The domain of Artificial Intelligence (AI) is evolving and advancing with the discharge of each recent model and solution. Large Language Models (LLMs), which have recently got highly regarded as a consequence of their incredible abilities, are the major reason for the rise in AI. The subdomains of AI, be it Natural Language Processing, Natural Language Understanding, or Computer Vision, all of those are progressing, and for all good reasons. One research area that has recently garnered numerous interest from AI and deep learning communities is Visual Query Answering (VQA). VQA is the duty of answering open-ended text-based questions on a picture.
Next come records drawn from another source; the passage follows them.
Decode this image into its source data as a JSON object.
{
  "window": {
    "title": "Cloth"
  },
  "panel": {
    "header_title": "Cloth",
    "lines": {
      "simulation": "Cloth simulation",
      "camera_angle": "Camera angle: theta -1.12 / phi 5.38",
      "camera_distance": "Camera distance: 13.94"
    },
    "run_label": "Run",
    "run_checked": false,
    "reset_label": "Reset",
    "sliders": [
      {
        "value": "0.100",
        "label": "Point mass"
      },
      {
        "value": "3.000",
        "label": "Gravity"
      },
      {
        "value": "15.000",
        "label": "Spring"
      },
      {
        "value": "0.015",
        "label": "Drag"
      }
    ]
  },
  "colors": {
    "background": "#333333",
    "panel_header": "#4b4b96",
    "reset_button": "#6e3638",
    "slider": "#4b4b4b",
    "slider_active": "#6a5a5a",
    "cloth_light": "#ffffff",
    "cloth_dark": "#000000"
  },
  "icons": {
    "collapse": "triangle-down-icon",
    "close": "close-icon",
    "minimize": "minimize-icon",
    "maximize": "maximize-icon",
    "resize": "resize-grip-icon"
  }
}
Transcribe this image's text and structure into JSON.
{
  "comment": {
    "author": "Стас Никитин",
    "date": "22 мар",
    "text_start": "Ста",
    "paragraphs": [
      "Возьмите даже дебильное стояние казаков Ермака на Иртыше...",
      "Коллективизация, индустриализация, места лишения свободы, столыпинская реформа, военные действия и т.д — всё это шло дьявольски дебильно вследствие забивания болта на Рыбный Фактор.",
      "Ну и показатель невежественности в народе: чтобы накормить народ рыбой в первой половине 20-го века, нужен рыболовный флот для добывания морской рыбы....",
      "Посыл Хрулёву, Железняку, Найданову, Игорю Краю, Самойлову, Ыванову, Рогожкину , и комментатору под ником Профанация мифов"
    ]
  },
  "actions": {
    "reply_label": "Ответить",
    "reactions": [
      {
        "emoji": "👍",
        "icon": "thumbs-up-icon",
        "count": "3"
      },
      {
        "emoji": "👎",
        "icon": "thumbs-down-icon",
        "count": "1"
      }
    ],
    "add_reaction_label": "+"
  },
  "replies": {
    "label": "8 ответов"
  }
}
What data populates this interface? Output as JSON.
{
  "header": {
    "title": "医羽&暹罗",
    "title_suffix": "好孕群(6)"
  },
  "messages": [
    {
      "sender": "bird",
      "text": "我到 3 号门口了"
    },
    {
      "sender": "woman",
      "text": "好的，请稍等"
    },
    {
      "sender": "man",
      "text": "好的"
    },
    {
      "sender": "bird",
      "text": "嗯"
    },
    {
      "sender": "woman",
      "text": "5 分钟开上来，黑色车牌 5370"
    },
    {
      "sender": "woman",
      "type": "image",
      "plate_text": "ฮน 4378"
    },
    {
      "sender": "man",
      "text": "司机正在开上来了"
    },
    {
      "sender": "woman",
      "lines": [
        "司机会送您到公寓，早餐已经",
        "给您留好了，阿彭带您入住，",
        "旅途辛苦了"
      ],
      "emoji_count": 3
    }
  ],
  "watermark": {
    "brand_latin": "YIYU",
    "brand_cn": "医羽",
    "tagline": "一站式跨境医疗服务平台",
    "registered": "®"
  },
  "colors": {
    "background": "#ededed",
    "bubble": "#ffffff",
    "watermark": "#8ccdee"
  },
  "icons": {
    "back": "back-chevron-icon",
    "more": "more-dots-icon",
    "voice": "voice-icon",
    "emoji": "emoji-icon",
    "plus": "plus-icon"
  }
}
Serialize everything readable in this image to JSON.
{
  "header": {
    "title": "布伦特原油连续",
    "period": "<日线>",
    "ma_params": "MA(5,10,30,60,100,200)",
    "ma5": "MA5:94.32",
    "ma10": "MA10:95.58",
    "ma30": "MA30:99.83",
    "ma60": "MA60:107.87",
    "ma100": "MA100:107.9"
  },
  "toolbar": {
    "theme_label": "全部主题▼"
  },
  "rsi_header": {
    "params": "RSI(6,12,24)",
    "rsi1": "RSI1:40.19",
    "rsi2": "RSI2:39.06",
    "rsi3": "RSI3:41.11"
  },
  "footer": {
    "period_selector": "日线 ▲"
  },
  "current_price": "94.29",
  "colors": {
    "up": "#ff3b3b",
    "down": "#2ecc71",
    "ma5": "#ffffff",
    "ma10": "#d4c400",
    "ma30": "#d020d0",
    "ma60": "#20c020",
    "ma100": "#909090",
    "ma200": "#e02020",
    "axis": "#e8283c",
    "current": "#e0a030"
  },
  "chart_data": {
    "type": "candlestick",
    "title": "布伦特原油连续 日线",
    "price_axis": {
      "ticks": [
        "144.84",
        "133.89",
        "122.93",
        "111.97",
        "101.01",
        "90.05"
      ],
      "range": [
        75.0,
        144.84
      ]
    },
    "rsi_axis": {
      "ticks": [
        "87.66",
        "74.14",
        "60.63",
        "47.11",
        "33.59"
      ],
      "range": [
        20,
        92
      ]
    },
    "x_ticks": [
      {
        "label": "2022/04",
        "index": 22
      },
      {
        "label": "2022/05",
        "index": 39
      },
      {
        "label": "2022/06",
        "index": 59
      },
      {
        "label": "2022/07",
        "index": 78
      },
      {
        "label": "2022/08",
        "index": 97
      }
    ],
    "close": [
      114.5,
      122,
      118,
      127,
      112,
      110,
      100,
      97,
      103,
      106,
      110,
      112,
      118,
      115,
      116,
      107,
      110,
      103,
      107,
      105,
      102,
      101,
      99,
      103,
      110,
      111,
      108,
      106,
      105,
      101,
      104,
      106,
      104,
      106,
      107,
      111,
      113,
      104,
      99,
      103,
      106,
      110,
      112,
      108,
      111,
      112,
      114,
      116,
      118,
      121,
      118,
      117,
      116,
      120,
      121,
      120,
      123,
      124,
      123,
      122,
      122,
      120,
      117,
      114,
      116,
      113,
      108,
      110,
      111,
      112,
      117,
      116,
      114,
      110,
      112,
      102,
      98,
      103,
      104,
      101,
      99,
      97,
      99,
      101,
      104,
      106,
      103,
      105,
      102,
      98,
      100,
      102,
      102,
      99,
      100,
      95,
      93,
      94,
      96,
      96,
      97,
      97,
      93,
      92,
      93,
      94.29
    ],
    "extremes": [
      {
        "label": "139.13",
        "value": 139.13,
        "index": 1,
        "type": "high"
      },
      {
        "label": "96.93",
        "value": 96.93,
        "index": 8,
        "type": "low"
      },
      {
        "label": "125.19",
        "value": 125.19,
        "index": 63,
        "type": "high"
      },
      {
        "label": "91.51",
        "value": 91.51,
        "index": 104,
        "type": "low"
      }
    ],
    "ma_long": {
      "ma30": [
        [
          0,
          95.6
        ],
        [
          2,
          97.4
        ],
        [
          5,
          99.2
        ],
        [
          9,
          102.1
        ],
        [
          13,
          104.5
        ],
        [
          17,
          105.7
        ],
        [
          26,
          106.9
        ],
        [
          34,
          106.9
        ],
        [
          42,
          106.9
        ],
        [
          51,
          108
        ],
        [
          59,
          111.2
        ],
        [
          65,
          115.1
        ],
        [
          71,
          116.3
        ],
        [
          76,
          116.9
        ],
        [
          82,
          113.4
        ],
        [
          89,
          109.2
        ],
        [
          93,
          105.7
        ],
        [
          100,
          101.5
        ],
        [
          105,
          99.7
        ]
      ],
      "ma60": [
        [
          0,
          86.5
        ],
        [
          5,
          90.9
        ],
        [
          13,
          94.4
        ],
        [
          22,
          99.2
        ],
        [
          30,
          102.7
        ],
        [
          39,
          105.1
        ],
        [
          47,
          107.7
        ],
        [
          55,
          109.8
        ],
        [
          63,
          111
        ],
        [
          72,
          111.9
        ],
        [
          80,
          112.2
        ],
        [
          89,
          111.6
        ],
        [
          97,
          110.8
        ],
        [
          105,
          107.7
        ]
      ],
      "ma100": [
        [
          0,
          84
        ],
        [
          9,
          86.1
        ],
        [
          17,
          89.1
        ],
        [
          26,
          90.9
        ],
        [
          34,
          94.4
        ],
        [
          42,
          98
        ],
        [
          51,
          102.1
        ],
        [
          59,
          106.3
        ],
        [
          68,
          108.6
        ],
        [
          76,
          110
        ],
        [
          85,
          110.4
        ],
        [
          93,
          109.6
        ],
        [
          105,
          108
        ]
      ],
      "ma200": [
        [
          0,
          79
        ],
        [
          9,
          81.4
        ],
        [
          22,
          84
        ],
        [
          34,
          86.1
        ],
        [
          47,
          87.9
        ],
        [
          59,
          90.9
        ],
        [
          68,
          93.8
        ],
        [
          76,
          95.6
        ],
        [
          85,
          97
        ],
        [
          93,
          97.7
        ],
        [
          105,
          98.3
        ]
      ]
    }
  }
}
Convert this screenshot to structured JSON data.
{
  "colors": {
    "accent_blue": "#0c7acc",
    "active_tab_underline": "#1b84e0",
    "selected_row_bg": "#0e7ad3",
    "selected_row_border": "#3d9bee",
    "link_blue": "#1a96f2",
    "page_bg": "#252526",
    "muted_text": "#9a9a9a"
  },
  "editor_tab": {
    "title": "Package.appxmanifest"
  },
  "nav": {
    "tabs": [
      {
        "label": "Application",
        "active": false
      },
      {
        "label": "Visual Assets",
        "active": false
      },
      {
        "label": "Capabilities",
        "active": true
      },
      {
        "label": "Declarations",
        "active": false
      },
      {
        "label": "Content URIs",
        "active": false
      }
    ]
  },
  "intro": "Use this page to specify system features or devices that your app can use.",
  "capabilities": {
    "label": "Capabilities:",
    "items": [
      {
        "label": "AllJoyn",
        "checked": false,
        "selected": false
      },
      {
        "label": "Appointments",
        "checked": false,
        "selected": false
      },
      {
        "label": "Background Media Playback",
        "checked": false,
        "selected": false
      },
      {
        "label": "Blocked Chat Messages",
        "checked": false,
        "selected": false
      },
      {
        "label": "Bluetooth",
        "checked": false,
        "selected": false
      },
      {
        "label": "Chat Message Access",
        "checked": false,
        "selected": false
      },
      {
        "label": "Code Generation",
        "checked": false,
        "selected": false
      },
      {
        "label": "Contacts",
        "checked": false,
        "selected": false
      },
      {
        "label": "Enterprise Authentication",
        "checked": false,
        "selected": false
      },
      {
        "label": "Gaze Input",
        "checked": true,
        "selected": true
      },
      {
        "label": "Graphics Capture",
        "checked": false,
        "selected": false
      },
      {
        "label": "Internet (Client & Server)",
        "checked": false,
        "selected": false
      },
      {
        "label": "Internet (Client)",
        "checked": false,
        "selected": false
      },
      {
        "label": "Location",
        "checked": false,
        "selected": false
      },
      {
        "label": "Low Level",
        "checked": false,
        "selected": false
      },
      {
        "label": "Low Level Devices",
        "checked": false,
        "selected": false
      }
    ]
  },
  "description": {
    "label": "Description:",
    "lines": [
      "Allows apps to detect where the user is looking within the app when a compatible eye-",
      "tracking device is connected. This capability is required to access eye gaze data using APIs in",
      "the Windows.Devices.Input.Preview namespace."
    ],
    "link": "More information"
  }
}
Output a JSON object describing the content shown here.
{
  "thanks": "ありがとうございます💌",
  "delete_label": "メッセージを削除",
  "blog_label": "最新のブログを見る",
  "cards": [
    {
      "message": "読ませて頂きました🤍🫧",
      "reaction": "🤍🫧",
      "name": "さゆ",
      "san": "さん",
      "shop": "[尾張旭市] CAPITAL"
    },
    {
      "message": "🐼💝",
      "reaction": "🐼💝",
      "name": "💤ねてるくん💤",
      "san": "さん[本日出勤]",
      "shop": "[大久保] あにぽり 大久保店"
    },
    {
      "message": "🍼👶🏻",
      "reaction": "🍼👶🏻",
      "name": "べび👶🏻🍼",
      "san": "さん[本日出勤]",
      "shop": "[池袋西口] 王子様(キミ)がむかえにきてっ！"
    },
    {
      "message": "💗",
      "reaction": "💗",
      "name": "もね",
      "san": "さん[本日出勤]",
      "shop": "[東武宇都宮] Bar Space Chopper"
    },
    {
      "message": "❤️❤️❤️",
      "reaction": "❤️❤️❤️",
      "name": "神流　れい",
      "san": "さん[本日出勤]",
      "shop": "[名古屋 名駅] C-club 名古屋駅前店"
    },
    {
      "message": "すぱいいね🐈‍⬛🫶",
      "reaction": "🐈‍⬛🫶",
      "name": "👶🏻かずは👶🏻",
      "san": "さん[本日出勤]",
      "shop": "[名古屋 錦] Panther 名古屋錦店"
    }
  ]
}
Systems adopting Visual Query Answering try to appropriately answer questions in natural language regarding an input in the shape of a picture, and these systems are designed in a way that they understand the contents of a picture much like how humans do and thus effectively communicate the findings. Recently, a team of researchers from UC Berkeley and Google Research has proposed an approach called CodeVQA that addresses visual query answering using modular code generation. CodeVQA formulates VQA as a program synthesis problem and utilizes code-writing language models which take questions as input and generate code as output.
This framework’s major goal is to create Python programs that may call pre-trained visual models and mix their outputs to offer answers. The produced programs manipulate the visual model outputs and derive an answer using arithmetic and conditional logic. In contrast to previous approaches, this framework uses pre-trained language models, pre-trained visual models based on image-caption pairings, a small variety of VQA samples, and pre-trained visual models to support in-context learning.
To extract specific visual information from the image, equivalent to captions, pixel locations of things, or image-text similarity scores, CodeVQA uses primitive visual APIs wrapped around Visual Language Models. The created code coordinates various APIs to collect the essential data, then uses the complete expressiveness of Python code to research the info and reason about it using math, logical structures, feedback loops, and other programming constructs to reach at an answer.
For evaluation, the team has compared the performance of this recent technique to a few-shot baseline that doesn’t use code generation to gauge its effectiveness. COVR and GQA were the 2 benchmark datasets utilized in the evaluation, amongst which the GQA dataset includes multihop questions created from scene graphs of individual Visual Genome photos that humans have manually annotated, and the COVR dataset incorporates multihop questions on sets of images within the Visual Genome and imSitu datasets. The outcomes showed that CodeVQA performed higher on each datasets than the baseline. Particularly, it showed an improvement within the accuracy by a minimum of 3% on the COVR dataset and by about 2% on the GQA dataset.
The team has mentioned that CodeVQA is easy to deploy and utilize since it doesn’t require any additional training. It makes use of pre-trained models and a limited variety of VQA samples for in-context learning, which aids in tailoring the created programs to particular question-answer patterns. To sum up, this framework is powerful and makes use of the strength of pre-trained LMs and visual models, providing a modular and code-based approach to VQA.
Check Out The Paper and GitHub link. Don’t forget to affix our 24k+ ML SubReddit, Discord Channel, and Email Newsletter, where we share the most recent AI research news, cool AI projects, and more. If you might have any questions regarding the above article or if we missed anything, be at liberty to email us at Asif@marktechpost.com
🚀 Check Out 100’s AI Tools in AI Tools Club
Tanya Malhotra is a final 12 months undergrad from the University of Petroleum & Energy Studies, Dehradun, pursuing BTech in Computer Science Engineering with a specialization in Artificial Intelligence and Machine Learning.
She is a Data Science enthusiast with good analytical and important considering, together with an ardent interest in acquiring recent skills, leading groups, and managing work in an organized manner.